Note 8. Related Party Transactions

 

Louis Hoch

 

During the year ended December 31, 2023 and 2022, the Company purchased $24,389 and $22,835, respectively, of corporate imprinted sportswear, promotional items and caps from Angry Pug Sportswear. Louis Hoch, Chairman, President, Chief Executive Officer, and Chief Operating Officer is a 50% owner of Angry Pug Sportswear.

 

Officers and Directors

 

On January 6, 2022, we repurchased 11,361 shares for $47,930 in a private transaction at the closing price on January 6, 2022 of $4.21 per share from Tom Jewell, the Company's former Chief Financial Officer, to cover his share of taxes.

 

On October 4, 2022, we repurchased 26,234 shares for $42,761 in a private transaction at the closing price on October 4, 2022 of $1.63 per share from Louis Hoch, the Company's Chairman, President, Chief Executive Officer and Chief Operating Officer, to cover his share of taxes.

 

On November 18, 2023 we repurchased 2,619 shares for $4,452 in a private transaction at a closing price on November 18, 2023 of $1.70 per share from Tom Jewell, the Company's former Chief Financial Officer, to cover his share of taxes.

 

On November 18, 2023 we repurchased 3,927 shares for $6,675 in a private transaction at a closing price on November 18, 2023 of $1.70 per share from Louis Hoch, the Company's Chairman, President, Chief Executive Officer and Chief Operating Officer, to cover his share of taxes.

 

On  February 8, 2022, the Company granted 1,000 RSUs with a 3-year vesting period to Houston Frost as a performance bonus at an issue price of $3.32 per share.

 

On  June 26, 2022, the Company granted 66,667 RSUs with a 3-year vesting period to Elizabeth Michelle Miller for joining the Board of Directors at an issue price of $2.28 per share.

 

Effective on   February 17, 2023, the Company entered into an employment agreement with Greg Carter, the Company’s Executive Vice President, Payment Acceptance.
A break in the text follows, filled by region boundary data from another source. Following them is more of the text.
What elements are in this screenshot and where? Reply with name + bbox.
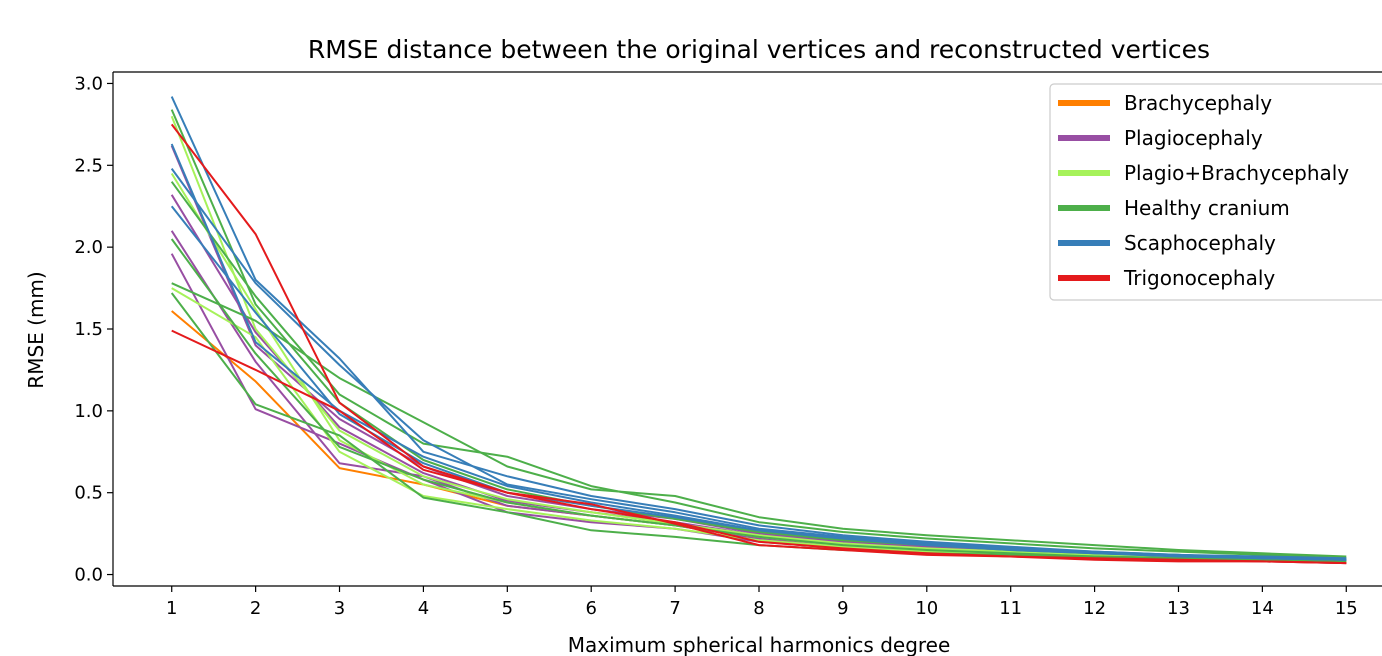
legend-box — [1049, 83, 1382, 301]
y-axis-ticks: 0.0 0.5 1.0 1.5 2.0 2.5 3.0 — [74, 73, 113, 586]
y-tick-label: 2.0 — [74, 237, 103, 258]
y-tick-label: 1.5 — [74, 319, 103, 340]
x-tick-label: 10 — [915, 598, 938, 619]
series-line — [170, 143, 1347, 561]
x-tick-label: 13 — [1167, 598, 1190, 619]
series-line — [170, 123, 1347, 565]
x-tick-label: 6 — [585, 598, 596, 619]
legend-label: Trigonocephaly — [1123, 266, 1275, 290]
x-tick-label: 8 — [753, 598, 764, 619]
legend-label: Scaphocephaly — [1124, 231, 1276, 255]
x-tick-label: 2 — [250, 598, 261, 619]
legend-label: Plagio+Brachycephaly — [1124, 161, 1349, 185]
legend-label: Brachycephaly — [1124, 91, 1272, 115]
y-tick-label: 1.0 — [74, 401, 103, 422]
y-axis-label: RMSE (mm) — [24, 271, 48, 388]
chart-title: RMSE distance between the original verti… — [308, 35, 1210, 64]
x-tick-label: 1 — [166, 598, 177, 619]
x-tick-label: 4 — [418, 598, 429, 619]
series-line — [171, 329, 1347, 565]
x-tick-label: 15 — [1335, 598, 1358, 619]
series-line — [170, 238, 1347, 563]
x-tick-label: 9 — [837, 598, 848, 619]
x-axis-label: Maximum spherical harmonics degree — [568, 633, 951, 656]
x-tick-label: 14 — [1251, 598, 1274, 619]
x-tick-label: 12 — [1083, 598, 1106, 619]
y-tick-label: 0.0 — [74, 565, 103, 586]
legend-label: Plagiocephaly — [1124, 126, 1263, 150]
series-line — [170, 181, 1347, 560]
legend-label: Healthy cranium — [1124, 196, 1290, 220]
x-axis-ticks: 1 2 3 4 5 6 7 8 9 10 11 12 13 14 15 — [166, 586, 1358, 619]
x-tick-label: 11 — [999, 598, 1022, 619]
legend: Brachycephaly Plagiocephaly Plagio+Brachyc… — [1049, 83, 1382, 301]
x-tick-label: 7 — [669, 598, 680, 619]
x-tick-label: 5 — [502, 598, 513, 619]
y-tick-label: 3.0 — [74, 73, 103, 94]
series-line — [171, 282, 1347, 558]
series-lines — [170, 96, 1347, 565]
y-tick-label: 0.5 — [74, 483, 103, 504]
y-tick-label: 2.5 — [74, 155, 103, 176]
series-line — [170, 292, 1347, 561]
x-tick-label: 3 — [334, 598, 345, 619]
Under the terms of this agreement, Mr. Carter will receive an annual salary of $250,000, Override/Commissions of 10% of the actual cash commissions paid to salespersons under direct management of Mr. Carter, to be paid quarterly, and the payment of a one-time signing bonus of $40,000. 

 

On  February 8, 2023, the Company granted 1,403,000 shares of restricted common stock with a 10-year vesting period and 273,000 RSUs with a 3-year vesting period to employees and Directors as a performance bonus at an issue price of $1.75 per share. Executive officers and Directors included in the 10-year restricted stock grant were Louis Hoch (330,000 shares), Tom Jewell (200,000 shares), Greg Carter (100,000 shares) and Houston Frost (100,000 shares). Executive officers included in the RSU grant were Louis Hoch (33,000 RSUs), Tom Jewell (21,000 RSUs), Greg Carter (12,000 RSUs) and Houston Frost (12,000 RSUs).

 

On  March 16, 2023, the Company granted 69,000 RSUs with a 3-year vesting period to Directors as a performance bonus at an issue price of $1.60 per share. Directors included in the RSU grant were Blaise Bender (21,000 RSUs), Brad Rollins (21,000 RSUs), Ernesto Beyer (21,000 RSUs) and Michelle Miller (6,000 RSUs).

 

On November 30, 2023, Tom Jewell, the Senior Vice President, Chief Financial Officer, and principal financial and accounting officer of the Company notified the Company of his intention to retire. On December 11, 2023, Mr. Jewell entered into a Separation and Mutual Release of Claims Agreement (“Separation Agreement”) with the Company. Pursuant to the Separation Agreement, Mr. Jewell will be paid installment payments equal to his current base salary until and including April 18, 2024. Additionally, Mr. Jewell will be permitted to retain any unvested Company stock options or other equity awards which shall vest in accordance with the applicable schedules. Mr. Jewell will also receive all employee benefits including, but not limited to, health, dental, vision and life insurances that he was receiving prior to his execution of the Agreement until April 18, 2024.